In Nigeria, prisoners or convicts suffer a lot of depression, feeling of rejection, feeling of being excluded from the informative circle of life. Prisons are main to be a correctional institutions, where inmates are being reprimanded for their individual offences committed, it is not a center for condemned people. But out of every three prisoners who return to the society, two if not all will encounter problems trying to fit-in back into the society for a long time. Most times, this frustration might leave the prisoner with no other choice than to go back to their vomit (crime).

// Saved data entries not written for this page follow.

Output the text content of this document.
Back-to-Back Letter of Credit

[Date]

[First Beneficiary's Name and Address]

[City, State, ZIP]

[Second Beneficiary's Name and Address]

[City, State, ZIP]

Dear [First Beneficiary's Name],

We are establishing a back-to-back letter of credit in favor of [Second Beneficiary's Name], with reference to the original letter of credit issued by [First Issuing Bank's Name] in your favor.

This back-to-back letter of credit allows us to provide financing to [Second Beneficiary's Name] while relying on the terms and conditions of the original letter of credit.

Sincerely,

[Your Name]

This cycle of failure we think should be a concern to our government, their policies and also concerned citizens, as well as international organizations that possess passion for humanity. One may ask what challenges do this prisoners face? The system of correction adopted by the correctional institutions in Nigeria perpetuates this cycle of failure by isolating offenders for years. During this period of time, these prisoners lose ties with legitimate society and its pattern of socialization thus leaving them at the mercy of convicted criminals who indirectly or directly socialize them into prison life. Inmates acquire attitudes and knowledge from other inmates that may strengthen their desire to engage in criminal behavior and improve their criminal skills.

The isolation of inmates from society also hinders attempts to rehabilitate them. Isolated within a total institution, inmates are cut off from the rights and responsibilities of the society. This lack of connection with societal norms can hinder successful re-integration into society when inmates are released. Our major concern in this project is to bridge the gap between prisoners and the society outside prisons. We believe this can be done with the use of vocational training programs, workshops, orientation programs and other useful initiative that we already do.

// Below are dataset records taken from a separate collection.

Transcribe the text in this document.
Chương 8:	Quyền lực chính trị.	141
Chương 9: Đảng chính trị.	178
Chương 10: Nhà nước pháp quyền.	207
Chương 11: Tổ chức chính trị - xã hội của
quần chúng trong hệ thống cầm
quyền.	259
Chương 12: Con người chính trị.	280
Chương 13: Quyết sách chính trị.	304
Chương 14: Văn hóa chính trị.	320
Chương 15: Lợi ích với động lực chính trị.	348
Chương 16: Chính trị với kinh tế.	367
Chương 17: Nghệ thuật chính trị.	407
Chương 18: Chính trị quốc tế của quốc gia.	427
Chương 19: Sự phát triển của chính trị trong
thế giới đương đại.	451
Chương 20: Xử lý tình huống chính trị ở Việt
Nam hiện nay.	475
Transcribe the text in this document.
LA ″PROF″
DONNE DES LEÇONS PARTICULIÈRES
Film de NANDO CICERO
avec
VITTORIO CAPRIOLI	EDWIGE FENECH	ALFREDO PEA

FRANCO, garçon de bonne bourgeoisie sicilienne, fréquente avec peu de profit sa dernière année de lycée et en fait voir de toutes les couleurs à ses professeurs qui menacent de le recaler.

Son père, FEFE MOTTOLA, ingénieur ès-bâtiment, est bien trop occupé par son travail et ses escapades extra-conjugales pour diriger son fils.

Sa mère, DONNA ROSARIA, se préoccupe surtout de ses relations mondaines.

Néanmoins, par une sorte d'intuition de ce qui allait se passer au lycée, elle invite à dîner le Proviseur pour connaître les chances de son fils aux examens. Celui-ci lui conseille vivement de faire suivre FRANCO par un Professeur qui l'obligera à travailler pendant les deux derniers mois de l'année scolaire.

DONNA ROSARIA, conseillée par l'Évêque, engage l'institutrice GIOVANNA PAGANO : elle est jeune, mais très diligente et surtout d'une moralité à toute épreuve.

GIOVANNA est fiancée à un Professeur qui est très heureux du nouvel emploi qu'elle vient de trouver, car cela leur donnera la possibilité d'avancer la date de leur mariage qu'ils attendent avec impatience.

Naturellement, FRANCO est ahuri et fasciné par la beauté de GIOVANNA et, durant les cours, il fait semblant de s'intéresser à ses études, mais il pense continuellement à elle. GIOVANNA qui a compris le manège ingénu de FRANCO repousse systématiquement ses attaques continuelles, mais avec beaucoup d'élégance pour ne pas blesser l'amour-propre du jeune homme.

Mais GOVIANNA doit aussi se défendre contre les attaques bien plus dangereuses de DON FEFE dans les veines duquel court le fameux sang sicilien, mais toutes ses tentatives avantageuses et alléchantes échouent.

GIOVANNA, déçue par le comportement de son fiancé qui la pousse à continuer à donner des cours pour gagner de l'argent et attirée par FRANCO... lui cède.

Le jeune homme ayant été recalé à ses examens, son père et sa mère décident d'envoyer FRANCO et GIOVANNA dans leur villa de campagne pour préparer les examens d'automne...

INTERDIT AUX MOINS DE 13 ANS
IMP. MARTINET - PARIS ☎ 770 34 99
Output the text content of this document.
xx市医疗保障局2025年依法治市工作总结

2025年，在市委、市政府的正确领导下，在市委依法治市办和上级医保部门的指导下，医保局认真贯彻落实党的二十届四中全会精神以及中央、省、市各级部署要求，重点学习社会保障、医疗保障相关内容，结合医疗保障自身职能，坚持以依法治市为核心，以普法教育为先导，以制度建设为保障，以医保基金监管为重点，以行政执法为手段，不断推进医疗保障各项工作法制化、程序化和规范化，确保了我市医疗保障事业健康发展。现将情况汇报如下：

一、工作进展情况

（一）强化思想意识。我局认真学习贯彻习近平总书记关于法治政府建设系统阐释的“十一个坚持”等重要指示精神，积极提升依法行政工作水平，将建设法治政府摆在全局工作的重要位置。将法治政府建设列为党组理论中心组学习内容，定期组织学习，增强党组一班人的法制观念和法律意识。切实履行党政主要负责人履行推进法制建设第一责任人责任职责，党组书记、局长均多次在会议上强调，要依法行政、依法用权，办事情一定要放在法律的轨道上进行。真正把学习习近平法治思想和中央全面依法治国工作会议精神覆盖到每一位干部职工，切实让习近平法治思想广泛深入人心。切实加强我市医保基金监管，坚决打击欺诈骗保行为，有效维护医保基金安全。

The plight of prisoners and their condition is a great concern to GNPAI. It is often said that Nigeria prisons are overpopulated. The country's 277 prisons house over 45,000 inmates each, in largely abysmal conditions that are unfit for human beings. It is wholesome that this congestion stem from a seeming malfunction in our justice system. More worrisome however is the issue of reintegrating released prisoners into the society. Examine this special report statistics.
GNPAI makes giant stride effort to prisons congestion across the country. Our organization moves at reviving the prisons decongestion programme that was launched in 2005 as a response to nationwide complaints about the colossal number of inmates languishing in prisons formation across the country.

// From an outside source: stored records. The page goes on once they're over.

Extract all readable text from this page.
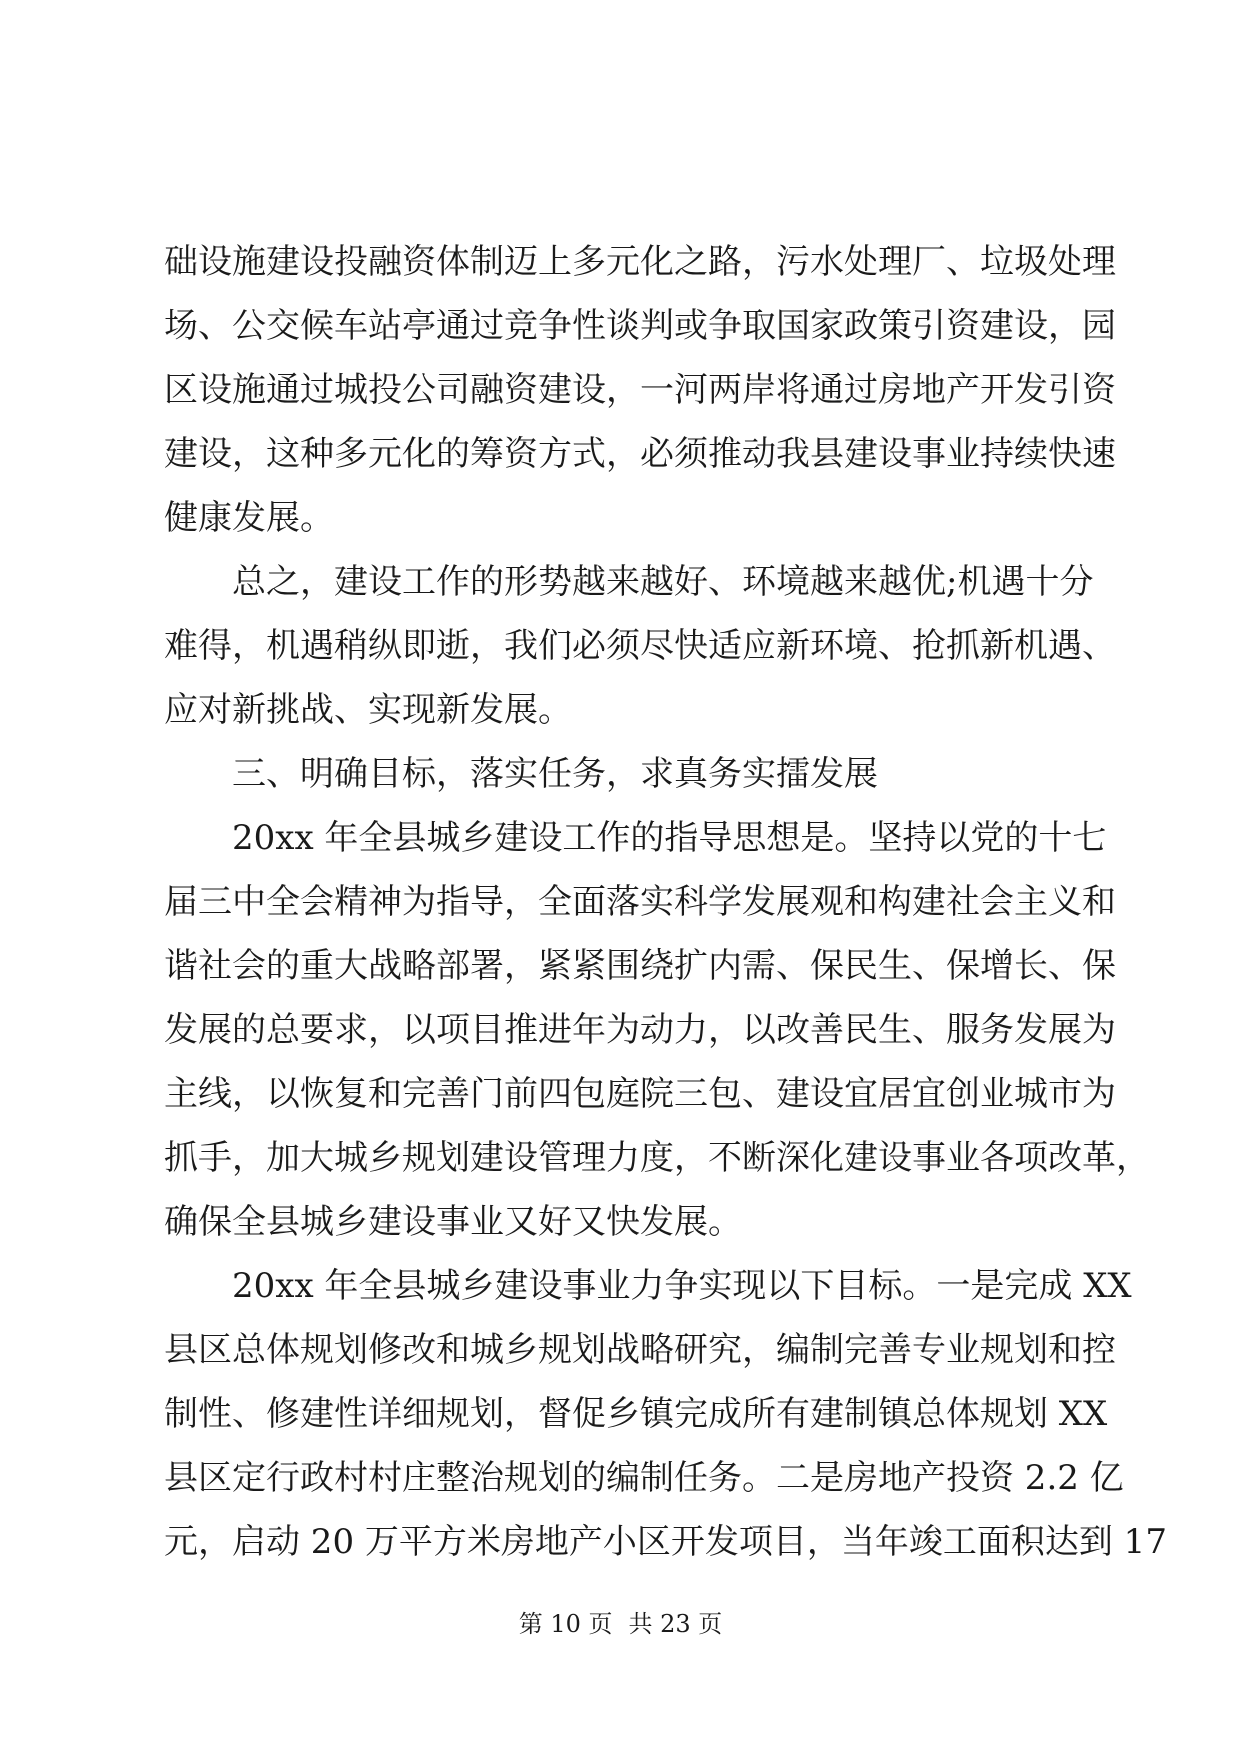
础设施建设投融资体制迈上多元化之路，污水处理厂、垃圾处理
场、公交候车站亭通过竞争性谈判或争取国家政策引资建设，园
区设施通过城投公司融资建设，一河两岸将通过房地产开发引资
建设，这种多元化的筹资方式，必须推动我县建设事业持续快速
健康发展。
总之，建设工作的形势越来越好、环境越来越优;机遇十分
难得，机遇稍纵即逝，我们必须尽快适应新环境、抢抓新机遇、
应对新挑战、实现新发展。
三、明确目标，落实任务，求真务实擂发展
20xx 年全县城乡建设工作的指导思想是。坚持以党的十七
届三中全会精神为指导，全面落实科学发展观和构建社会主义和
谐社会的重大战略部署，紧紧围绕扩内需、保民生、保增长、保
发展的总要求，以项目推进年为动力，以改善民生、服务发展为
主线，以恢复和完善门前四包庭院三包、建设宜居宜创业城市为
抓手，加大城乡规划建设管理力度，不断深化建设事业各项改革，
确保全县城乡建设事业又好又快发展。
20xx 年全县城乡建设事业力争实现以下目标。一是完成 XX
县区总体规划修改和城乡规划战略研究，编制完善专业规划和控
制性、修建性详细规划，督促乡镇完成所有建制镇总体规划 XX
县区定行政村村庄整治规划的编制任务。二是房地产投资 2.2 亿
元，启动 20 万平方米房地产小区开发项目，当年竣工面积达到 17
第 10 页 共 23 页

What we do in prisons is the task of assisting inmates regain their freedom. We go to different prisons and offer orientation to the prisoners for example in kefi, Suleja prisons.

GNPAI comprises of a team that visits prisons from time to time, and in the course of such visits, discovery are made on the ground that many youths are in prisons illegally, who has no business being in prison in the first place. Some prisoners were given four year jail term with options of about N20, 000. Such persons end up serving these terms before we facilitated their release because they could afford to pay.

On the other hand, we also realized that releasing these prisoners into the society without equipping them is of no significance to the goal of the programme because a jobless youth is like a disaster waiting to happen. We first of all put them through counseling which is refer to as healing process, thereafter we enroll the freed prisoners in skill acquisition training, thereafter we empower them financially to enable them carry on with their lives.
In addition to that, we also offer services for awaiting trial inmates (ATI) by sending our team of lawyers to prisons to speed up the trial process of the inmates so as to reduce the congestion.